Cancers and infections
Marian Pitts (pictured) and Jack Wallace
This piece was originally published in The Conversation 21 May, 2012.
Australia has had a pioneering role in the discoveries that underpin our understanding that some cancers can be caused by infectious agents. But we still face many problems that could be solved if we only had the will.
A recent article in The Lancet reported the results of a systematic review of the global burden of cancers attributable to infectious diseases. The review looked at incidence rates for 27 cancers in 184 countries. Of the estimated 12.7 million new cases of cancer worldwide in 2008, around two million were attributable to infectious diseases.
The four main infections that caused these were Helicobactor pylori, human papillomavirus, hepatitis B and hepatitis C. Overall, the study found that 16% of all cancers were attributable to infections; the good news is that many of these infection-related cancers are preventable.
In 2005, the Nobel Prize in Physiology/Medicine was awarded jointly to two scientists from Western Australia – Barry J. Marshall and J. Robin Warren. The prize was for their discovery of the bacterium Helicobacter pylori and its role in gastritis and peptic ulcer disease.
Rates of helicobacter pylori are reducing in most developed countries, including Australia, as a result. But the prevalence of H. pylori in Indigenous communities is two to three times higher than that in the non-Indigenous Australian population, with particularly high rates in rural and remote communities.
As recently as December 2011, there was still concern that Aboriginal and Torres Strait Islanders were at far greater risk of a range of gastric problems, including related cancers than their non-Indigenous counterparts.

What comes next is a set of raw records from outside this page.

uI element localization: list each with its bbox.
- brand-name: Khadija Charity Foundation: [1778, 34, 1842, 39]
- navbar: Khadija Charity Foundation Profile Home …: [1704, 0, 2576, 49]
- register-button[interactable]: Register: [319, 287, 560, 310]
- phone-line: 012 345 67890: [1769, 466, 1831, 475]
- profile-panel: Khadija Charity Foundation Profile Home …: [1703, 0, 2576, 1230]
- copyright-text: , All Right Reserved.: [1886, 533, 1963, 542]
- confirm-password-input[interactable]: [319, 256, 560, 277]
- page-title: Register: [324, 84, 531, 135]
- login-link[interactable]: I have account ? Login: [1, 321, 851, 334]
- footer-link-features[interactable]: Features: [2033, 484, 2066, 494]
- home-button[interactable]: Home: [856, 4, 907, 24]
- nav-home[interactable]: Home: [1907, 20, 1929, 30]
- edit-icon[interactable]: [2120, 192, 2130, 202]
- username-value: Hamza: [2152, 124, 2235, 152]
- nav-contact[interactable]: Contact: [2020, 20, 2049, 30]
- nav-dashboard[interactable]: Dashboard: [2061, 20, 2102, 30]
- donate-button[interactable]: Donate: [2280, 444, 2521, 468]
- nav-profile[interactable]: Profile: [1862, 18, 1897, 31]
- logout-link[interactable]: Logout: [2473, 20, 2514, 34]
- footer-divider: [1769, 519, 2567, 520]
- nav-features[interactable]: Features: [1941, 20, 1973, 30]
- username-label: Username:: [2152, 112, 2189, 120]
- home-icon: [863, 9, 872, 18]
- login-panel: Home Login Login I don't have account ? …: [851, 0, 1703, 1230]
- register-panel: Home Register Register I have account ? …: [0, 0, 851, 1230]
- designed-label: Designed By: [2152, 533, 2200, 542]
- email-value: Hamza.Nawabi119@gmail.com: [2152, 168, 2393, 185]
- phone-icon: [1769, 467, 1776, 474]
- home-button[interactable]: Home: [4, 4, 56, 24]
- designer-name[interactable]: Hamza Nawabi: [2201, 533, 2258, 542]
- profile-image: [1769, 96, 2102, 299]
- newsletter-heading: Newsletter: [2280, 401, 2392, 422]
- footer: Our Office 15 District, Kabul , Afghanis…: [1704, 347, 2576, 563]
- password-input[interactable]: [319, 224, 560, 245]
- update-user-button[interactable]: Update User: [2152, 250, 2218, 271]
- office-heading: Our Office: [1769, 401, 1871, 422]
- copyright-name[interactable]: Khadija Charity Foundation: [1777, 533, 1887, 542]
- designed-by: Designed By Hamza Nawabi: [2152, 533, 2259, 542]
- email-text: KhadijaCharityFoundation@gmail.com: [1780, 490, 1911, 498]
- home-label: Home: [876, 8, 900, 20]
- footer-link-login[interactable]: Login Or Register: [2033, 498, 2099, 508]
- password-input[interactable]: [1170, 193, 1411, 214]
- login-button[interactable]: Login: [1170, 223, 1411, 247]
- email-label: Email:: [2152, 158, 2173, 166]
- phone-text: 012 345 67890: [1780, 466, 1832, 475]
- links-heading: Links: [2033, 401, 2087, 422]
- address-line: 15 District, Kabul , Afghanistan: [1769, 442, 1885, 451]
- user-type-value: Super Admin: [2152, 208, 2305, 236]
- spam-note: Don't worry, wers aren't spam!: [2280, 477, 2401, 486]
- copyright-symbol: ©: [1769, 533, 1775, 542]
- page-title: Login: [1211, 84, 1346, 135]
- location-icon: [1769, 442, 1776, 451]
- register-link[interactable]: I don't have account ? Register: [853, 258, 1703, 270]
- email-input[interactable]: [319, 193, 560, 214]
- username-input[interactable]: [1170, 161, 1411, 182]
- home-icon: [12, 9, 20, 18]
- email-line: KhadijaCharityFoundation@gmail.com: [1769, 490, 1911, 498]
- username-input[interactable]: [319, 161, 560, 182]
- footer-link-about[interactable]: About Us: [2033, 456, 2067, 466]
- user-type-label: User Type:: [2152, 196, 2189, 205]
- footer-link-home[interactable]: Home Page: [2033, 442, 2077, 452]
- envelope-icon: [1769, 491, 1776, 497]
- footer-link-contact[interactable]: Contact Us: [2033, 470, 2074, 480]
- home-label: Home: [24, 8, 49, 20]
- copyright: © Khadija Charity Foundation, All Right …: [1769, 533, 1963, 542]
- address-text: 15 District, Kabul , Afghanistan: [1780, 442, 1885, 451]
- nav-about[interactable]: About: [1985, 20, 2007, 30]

Hepatitis B infection can be prevented with a safe and effective vaccine and much of Australia’s success results from the implementation of a vaccination program. But there are still populations that remain at higher risk of this infection. These include people born in countries where the vaccination program hasn’t been as effectively implemented or where implementation is recent.
This, however, is changing. China, the country with the most number of people infected with chronic hepatitis B in the world, has reduced the number of children with the illness to less than 1% of those under the age of five through vaccination.
But many of our neighbours need help vaccinating against hepatitis B. A 1998 letter to the British Medical Journal (BMJ) argued that the global burden of hepatitis B could be reduced more cost effectively if vaccination was targeted at highly endemic areas. In practical terms, this means that there’s a cost benefit for Australia to support vaccinating people in our region.
Reducing the transmission of hepatitis C is more challenging. While Australia was quick to secure the blood supply and support the operation of needle and syringes programs to prevent further transmission, an unsatisfactorily large number of people are still being infected with hepatitis C.
The association between hepatitis C transmission and unsterile injecting drug use (together with hostile attitudes and beliefs within Australia and the region about drug use), result in a reluctance to take the steps to reduce further transmission.
Key challenges remain for Australia to reduce the cancers associated with both hepatitis B and hepatitis C infections. It’s been estimated that about one-third of people in Australia with chronic hepatitis B remain undiagnosed and unaware that they’re infected. Added to this figure is the fact that less than 2% of the people who know they have the infection actually access hepatitis B specialist services.
Similarly, while Australia has been relatively successful in diagnosing people infected with hepatitis C, access to clinical services remains unspectacular.
In 2010, the World Health Assembly adopted a resolution acknowledging the impact of chronic viral hepatitis and identifying a series of interventions to address it. But most governments in our region have made slow, if any progress, in developing a comprehensive and coordinated response.
Australia was the first country in the world to have a national strategic approach to hepatitis C, and in 2010 developed its first National Hepatitis B Strategy. But while these strategies provide the framework for implementing a range of programs, the lack of funding to support them fundamentally limits their effectiveness.
In 2007, Australia was the first country to introduce the Gardasil vaccine free to girls aged 12 and 13, via a school-based program. The success of this program is already apparent in reducing the incidence of cervical abnormalities in young women who have received the vaccination.
The current HPV vaccination program will ensure that cancers of the cervix related to some types of HPV will continue to fall. But there’s increasingly strong evidence (some of which was included in this review) that HPV is also associated with penile and anal cancers, as well as oropharangeal (mouth and throat) cancers.
These cancers affect men, and the Pharmaceutical Benefits Advisory Committee (PBAC) last year recommended the Gardasil vaccine be given to boys aged 12 to 13 in a school-based program.
The Federal Government is considering the recommendation, but to date, there still hasn’t been an official announcement about the measure. We don’t know how much longer we need to wait before the government rolls out the vaccine to young men.
So where does this leave with infection-related cancers? There’s a pattern here – excellent beginnings, but a lack of follow through. We know how to prevent these cancers and we have the tools, but do we yet have the will?
Professor Marian Pitts is Director of La Trobe University’s Australian Research Centre in Sex, Health and Society (ARCSHS) and Jack Wallace is a Research Fellow at ARCSHS.